Le comédien-vigneron François-Xavier Demaison a apporté la note d’humour dans son ode au champagne et à la Champagne avant de laisser la place au président du SGV pour le point d’orgue de l’assemblée générale, son rapport d’orientation. 

L’assemblée générale a été l’occasion de saluer les nouveaux administrateurs, et de remercier les sept sortants.

 

Dialogue et implication collective 

À l’aube d’un nouveau mandat, Maxime Toubart a dessiné les contours du projet syndical pour les années à venir. « Des ambitions nous guident : continuer de faire grandir la qualité intrinsèque et perçue de nos produits ; conserver la maîtrise de production ; préserver la pérennité de nos exploitations ; préserver et défendre nos grands équilibres interprofessionnels ; préserver et défendre la place du vin, dans notre société et dans notre culture ; et prendre soin de l’unité du vignoble. »

« La situation économique et géopolitique internationale inquiète. Les expéditions de Champagne sont en baisse. Pour autant, nous n’en sommes pas à douter de l’avenir », nuance le président du SGV, se félicitant de la solidité collective de la Champagne sur le plan commercial, « dans un marché des effervescents en pleine croissance, qui va continuer à l’être puisque de nombreux vignobles confrontés à une crise structurelle font le choix de réorienter en partie leur production vers celle de vins mousseux. » 

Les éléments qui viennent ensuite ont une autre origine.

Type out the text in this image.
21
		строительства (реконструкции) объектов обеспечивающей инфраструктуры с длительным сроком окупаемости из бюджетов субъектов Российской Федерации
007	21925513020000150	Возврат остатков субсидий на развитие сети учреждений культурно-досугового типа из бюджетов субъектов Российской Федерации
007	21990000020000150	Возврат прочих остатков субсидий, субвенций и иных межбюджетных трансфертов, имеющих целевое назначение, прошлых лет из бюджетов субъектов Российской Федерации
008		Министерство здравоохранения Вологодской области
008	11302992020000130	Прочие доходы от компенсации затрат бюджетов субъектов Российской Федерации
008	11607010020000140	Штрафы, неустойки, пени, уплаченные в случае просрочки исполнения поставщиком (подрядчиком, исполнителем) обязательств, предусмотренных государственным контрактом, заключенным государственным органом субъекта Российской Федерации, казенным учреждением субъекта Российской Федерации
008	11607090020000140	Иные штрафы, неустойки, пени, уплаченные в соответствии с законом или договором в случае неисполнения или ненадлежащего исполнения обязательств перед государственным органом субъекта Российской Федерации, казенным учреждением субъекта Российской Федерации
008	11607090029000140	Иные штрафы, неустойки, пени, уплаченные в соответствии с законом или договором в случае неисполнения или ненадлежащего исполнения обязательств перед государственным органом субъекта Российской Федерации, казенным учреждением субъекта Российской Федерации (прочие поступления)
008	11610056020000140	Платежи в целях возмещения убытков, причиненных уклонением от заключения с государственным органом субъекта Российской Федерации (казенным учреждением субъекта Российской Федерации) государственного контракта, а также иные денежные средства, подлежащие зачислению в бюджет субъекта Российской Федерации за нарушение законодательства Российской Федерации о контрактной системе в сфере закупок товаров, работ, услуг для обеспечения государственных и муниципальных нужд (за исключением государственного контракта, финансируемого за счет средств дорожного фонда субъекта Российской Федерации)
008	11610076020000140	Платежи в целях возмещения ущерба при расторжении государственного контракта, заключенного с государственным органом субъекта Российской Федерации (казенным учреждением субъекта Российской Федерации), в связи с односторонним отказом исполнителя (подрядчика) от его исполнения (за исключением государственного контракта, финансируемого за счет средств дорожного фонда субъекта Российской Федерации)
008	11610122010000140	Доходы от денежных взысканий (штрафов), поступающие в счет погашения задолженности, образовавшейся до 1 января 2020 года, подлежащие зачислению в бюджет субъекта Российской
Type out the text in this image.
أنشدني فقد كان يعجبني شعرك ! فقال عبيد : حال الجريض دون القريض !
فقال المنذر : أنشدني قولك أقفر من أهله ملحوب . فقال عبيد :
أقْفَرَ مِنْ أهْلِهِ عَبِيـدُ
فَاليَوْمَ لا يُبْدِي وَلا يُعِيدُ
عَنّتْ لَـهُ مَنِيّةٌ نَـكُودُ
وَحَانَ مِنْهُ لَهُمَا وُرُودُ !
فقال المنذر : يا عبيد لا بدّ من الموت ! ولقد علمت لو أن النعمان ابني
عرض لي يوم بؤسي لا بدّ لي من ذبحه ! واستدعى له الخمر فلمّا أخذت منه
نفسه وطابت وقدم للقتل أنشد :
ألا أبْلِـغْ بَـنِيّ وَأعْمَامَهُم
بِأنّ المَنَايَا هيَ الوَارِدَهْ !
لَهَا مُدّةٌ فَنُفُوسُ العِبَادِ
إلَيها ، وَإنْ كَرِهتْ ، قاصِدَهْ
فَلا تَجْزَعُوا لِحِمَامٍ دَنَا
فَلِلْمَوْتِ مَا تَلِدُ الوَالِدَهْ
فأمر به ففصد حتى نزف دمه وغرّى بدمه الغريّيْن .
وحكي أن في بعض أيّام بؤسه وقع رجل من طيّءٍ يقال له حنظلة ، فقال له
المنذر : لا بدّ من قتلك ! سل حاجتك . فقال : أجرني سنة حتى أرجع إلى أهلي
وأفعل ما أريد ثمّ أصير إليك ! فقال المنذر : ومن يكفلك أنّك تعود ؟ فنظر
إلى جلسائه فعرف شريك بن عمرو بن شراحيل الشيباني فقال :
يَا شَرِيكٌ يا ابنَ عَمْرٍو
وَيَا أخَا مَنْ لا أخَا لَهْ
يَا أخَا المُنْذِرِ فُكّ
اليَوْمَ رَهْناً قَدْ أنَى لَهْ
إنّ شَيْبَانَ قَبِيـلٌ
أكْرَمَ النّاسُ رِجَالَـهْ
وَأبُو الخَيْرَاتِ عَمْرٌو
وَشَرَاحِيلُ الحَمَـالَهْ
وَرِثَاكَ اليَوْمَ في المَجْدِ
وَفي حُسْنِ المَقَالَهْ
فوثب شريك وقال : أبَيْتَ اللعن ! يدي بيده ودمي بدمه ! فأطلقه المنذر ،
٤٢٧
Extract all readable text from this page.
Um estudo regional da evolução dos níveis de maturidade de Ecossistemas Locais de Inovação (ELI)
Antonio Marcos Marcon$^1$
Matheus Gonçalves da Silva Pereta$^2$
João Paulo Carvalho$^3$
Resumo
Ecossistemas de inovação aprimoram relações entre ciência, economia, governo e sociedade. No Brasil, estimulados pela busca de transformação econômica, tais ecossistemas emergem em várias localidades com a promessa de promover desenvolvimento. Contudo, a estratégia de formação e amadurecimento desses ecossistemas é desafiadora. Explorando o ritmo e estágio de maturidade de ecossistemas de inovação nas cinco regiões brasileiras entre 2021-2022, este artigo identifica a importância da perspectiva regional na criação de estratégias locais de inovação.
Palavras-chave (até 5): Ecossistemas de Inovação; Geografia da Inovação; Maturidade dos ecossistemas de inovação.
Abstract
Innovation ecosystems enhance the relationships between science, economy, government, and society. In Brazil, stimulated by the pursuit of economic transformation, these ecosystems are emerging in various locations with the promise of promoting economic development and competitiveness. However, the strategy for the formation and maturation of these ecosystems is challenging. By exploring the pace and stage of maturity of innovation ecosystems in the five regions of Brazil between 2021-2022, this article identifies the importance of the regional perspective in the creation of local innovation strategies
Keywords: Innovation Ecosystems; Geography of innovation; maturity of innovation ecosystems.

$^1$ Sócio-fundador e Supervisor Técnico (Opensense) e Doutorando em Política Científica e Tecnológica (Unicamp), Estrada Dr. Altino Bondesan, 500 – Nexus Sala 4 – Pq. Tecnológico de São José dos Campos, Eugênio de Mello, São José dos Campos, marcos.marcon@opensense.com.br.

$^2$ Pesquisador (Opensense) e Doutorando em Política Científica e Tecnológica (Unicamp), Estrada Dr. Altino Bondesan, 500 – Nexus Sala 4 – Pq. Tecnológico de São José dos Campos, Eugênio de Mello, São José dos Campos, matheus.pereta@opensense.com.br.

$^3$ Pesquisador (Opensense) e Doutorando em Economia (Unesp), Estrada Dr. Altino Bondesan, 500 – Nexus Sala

Dans le domaine environnemental, « nous allons poursuivre nos efforts. 70 % de nos surfaces sont actuellement certifiées. Notre objectif reste celui d’un taux de 100 % d’exploitations certifiées en 2030. » L’ambition de la Champagne passe aussi par la recherche, qui devra « conjuguer amélioration de notre impact environnemental et possibilité de continuer à produire ». Un enjeu primordial face à une forte pression environnementale et « des décisions parfois décalées de la réalité du terrain », telles que le projet de règlement européen « SUR ». 

« Les manifestations des agriculteurs cet hiver ont permis à notre profession d’expliquer sa réalité face à cette multiplication des contraintes et des interdictions débouchant sur une diminution de la production. Donc, un grand oui pour poursuivre le chantier de transition écologique. Mais construisons ensemble ! », martèle Maxime Toubart.  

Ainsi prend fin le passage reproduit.